The couple had already tackled the brutal Mongol Rally in their electric Nissan Leaf in 2017, marking the first time someone had used an EV to tackle the 10,000-km intercontinental challenge beginning in Europe and ending in Ulan-Ude in Russia.
They recognised how much interest this type of epic adventure could generate in electric vehicles, as well as creating a legacy of charging infrastructure. They felt Pole to Pole was the ultimate EV adventure and made it a reality through a commitment to collaboration and innovation with like-minded partners.
The challenge started on the frozen Arctic Sea at the 1823 Magnetic North Pole, and took the couple to the varied terrains and conditions of North, Central and South America before traversing the most remote continent on the planet, to reach the South Pole.

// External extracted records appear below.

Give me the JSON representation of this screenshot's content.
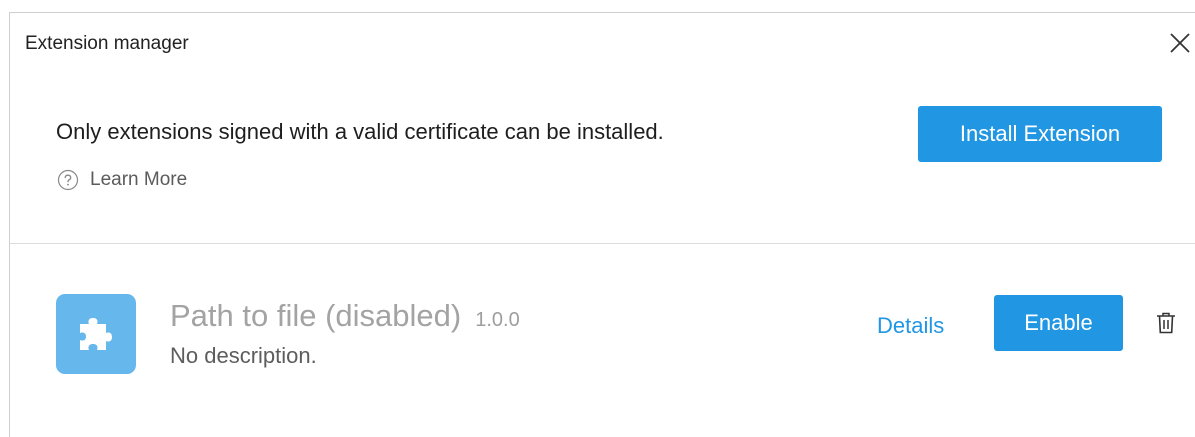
{
  "dialog": {
    "title": "Extension manager",
    "close_icon": "close-icon"
  },
  "header": {
    "notice": "Only extensions signed with a valid certificate can be installed.",
    "learn_more_label": "Learn More",
    "learn_more_icon": "help-circle-icon",
    "install_button_label": "Install Extension"
  },
  "extensions": [
    {
      "icon": "puzzle-piece-icon",
      "name": "Path to file (disabled)",
      "version": "1.0.0",
      "description": "No description.",
      "details_label": "Details",
      "enable_label": "Enable",
      "delete_icon": "trash-icon"
    }
  ],
  "colors": {
    "accent": "#2196e3",
    "extension_icon_bg": "#66b7ec",
    "disabled_text": "#a3a3a3"
  }
}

To tackle the long distances and challenging off-road terrains, the Ramseys selected the Nissan Ariya with e-4ORCE all-wheel control as their ride of choice. While the vehicle didn’t have any modifications to the powertrain or its battery, it was modified by polar mobility specialists Arctic Trucks, to accommodate 39-inch BF Goodrich tires, along with some ice-friendly gear, body reinforcement work, and of course, a lift in height.
All that extra load on the EV meant it had to make do with a reduced range of just 150 to 200 miles — a drop from the original 272-mile mark. So to juice up their Ariya, they had to come up with innovative techniques, such as using a 5kW wind turbine or a prototype solar hybrid charging solution to juice up their Ariya.

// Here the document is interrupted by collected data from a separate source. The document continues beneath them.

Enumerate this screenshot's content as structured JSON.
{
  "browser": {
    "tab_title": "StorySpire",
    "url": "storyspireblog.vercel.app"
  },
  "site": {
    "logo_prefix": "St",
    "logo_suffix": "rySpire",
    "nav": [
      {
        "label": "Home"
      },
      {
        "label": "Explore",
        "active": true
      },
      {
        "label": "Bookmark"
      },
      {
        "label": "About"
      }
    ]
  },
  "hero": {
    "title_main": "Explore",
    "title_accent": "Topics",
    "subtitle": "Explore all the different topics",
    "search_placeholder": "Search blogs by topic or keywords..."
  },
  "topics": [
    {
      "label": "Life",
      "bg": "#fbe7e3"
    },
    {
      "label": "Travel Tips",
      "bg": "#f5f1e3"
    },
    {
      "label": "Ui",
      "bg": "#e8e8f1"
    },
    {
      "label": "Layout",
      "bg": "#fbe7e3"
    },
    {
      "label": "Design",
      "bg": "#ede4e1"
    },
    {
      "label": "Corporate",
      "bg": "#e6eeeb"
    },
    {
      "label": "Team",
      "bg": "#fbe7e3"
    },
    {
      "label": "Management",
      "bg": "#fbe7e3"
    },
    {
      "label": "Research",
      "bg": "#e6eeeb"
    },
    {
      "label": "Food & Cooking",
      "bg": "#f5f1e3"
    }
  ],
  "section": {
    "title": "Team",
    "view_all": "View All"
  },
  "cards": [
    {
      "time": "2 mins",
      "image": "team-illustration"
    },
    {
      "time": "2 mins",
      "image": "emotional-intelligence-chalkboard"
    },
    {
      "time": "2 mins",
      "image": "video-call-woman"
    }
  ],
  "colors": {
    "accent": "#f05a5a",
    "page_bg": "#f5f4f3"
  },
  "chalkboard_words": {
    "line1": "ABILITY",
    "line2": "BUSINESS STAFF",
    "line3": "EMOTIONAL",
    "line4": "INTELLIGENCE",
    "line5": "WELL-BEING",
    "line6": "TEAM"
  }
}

However, there were still moments when they had to fall back to their petrol generator — a mandatory equipment for traversing the Arctic regions. Likewise, with their diesel support vehicles, no electric version of those exists. But the point of the expedition, according to Chris’s words to Expedition Portal, was to prove that electric vehicles make a viable replacement for existing diesel-powered expedition vehicles in the polar regions.

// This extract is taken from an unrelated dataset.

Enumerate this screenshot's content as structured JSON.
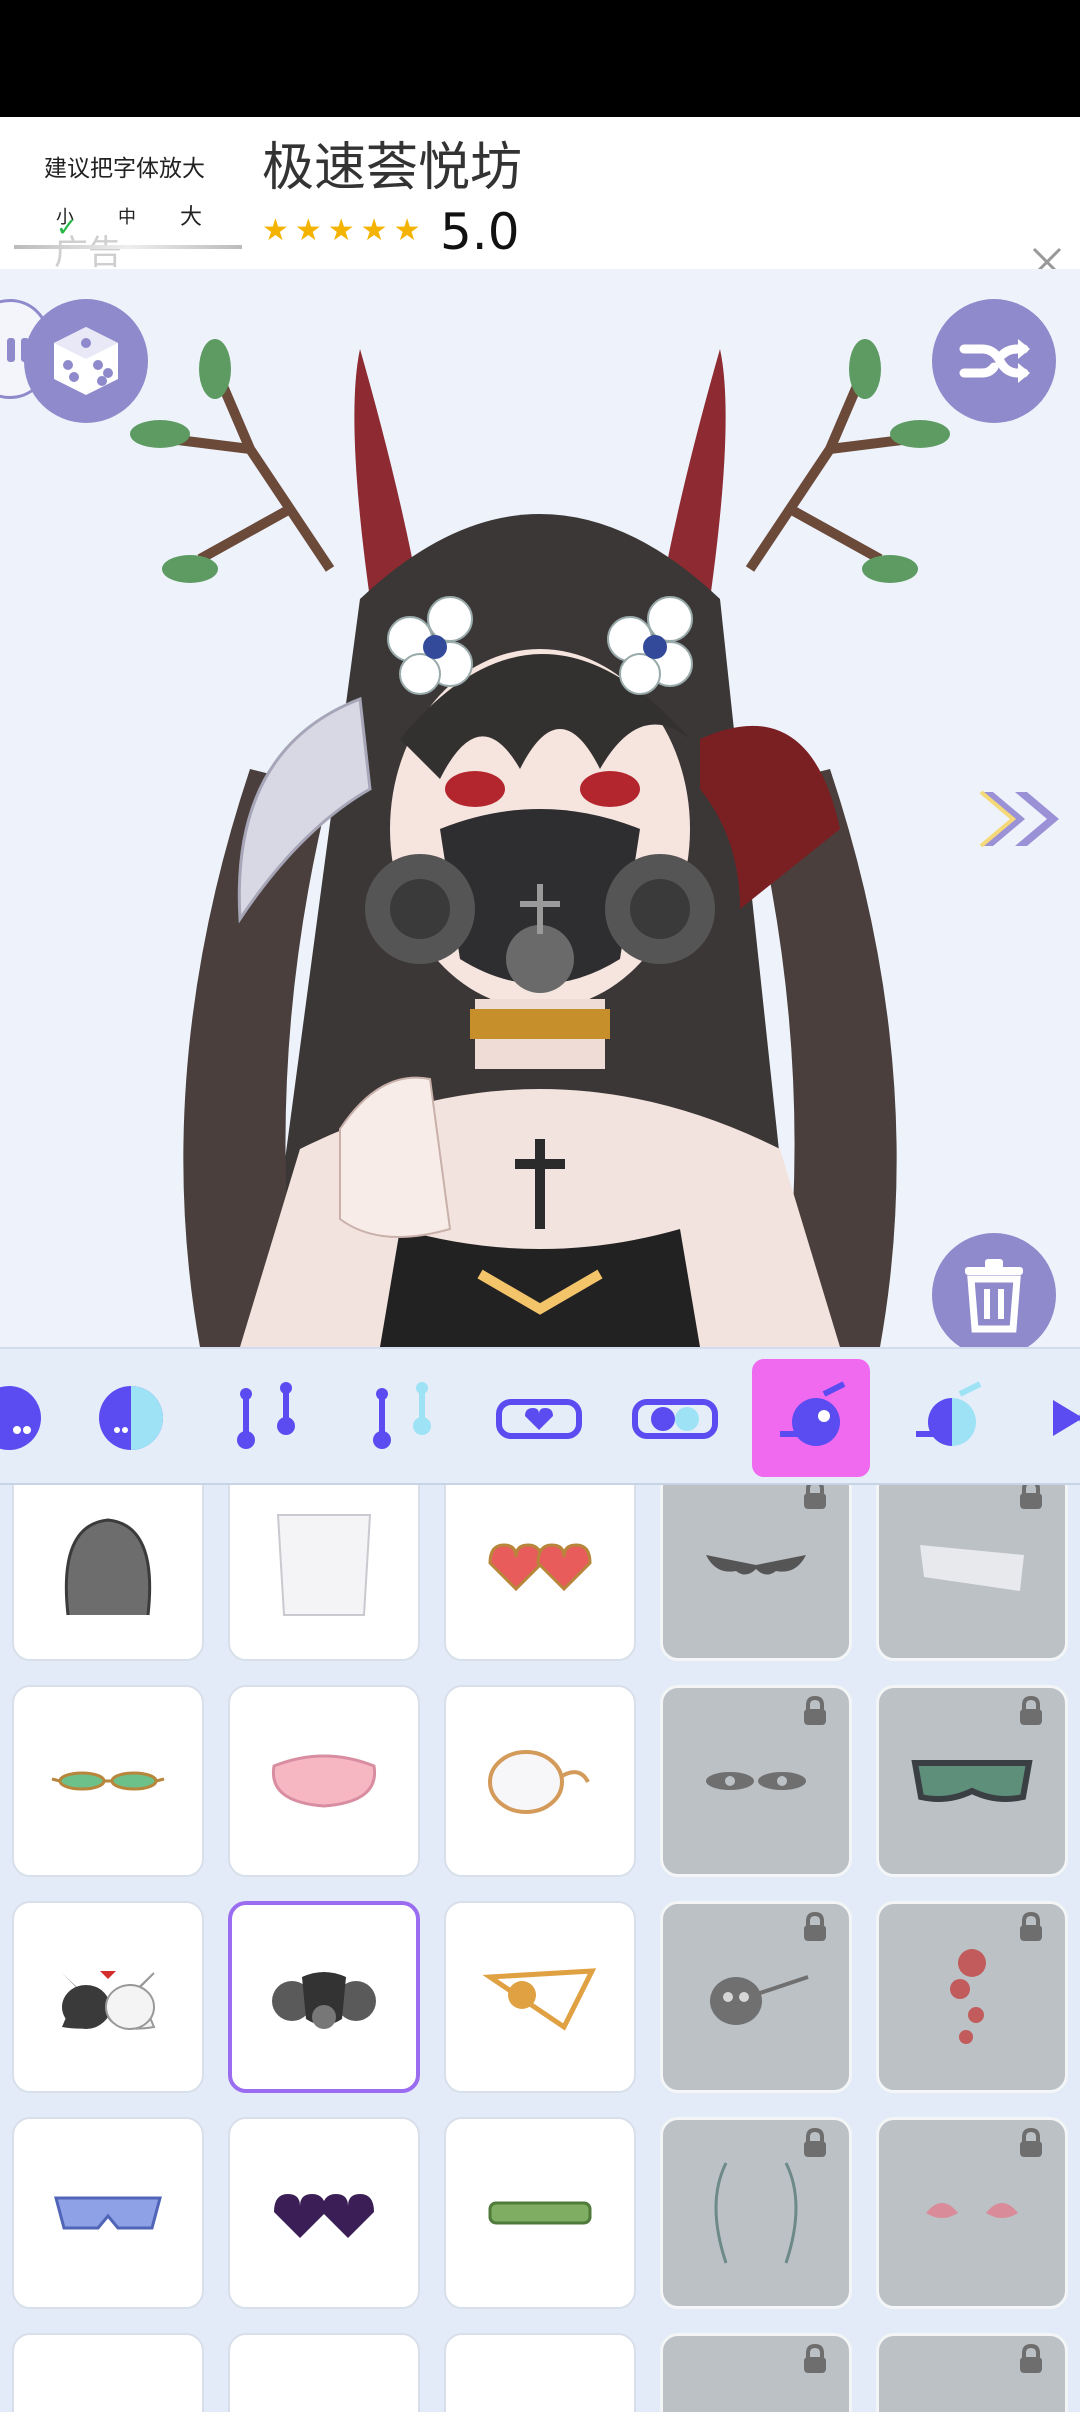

After completing the challenge, Chris said: “I can’t believe we’re at the South Pole. After so many years of planning, it doesn’t feel real. I’ve always had full confidence in the amazing capabilities of electric vehicles, and I knew our Nissan Ariya would tackle everything thrown at it. But it’s been far tougher than I anticipated.
“I’m proud that Pole to Pole has reached millions of people in parts of the world and enthused them about embracing EV in their day-to-day lives.”
Julie added: “This has been an incredible journey, with the people we’ve met, the friends we’ve made and the support we’ve received. Pole to Pole started as just Chris and I, but the expedition team is now made of up of thousands of kind, forward-thinking people. These supporters and contributors want to make a difference and share the excitement of electric driving.”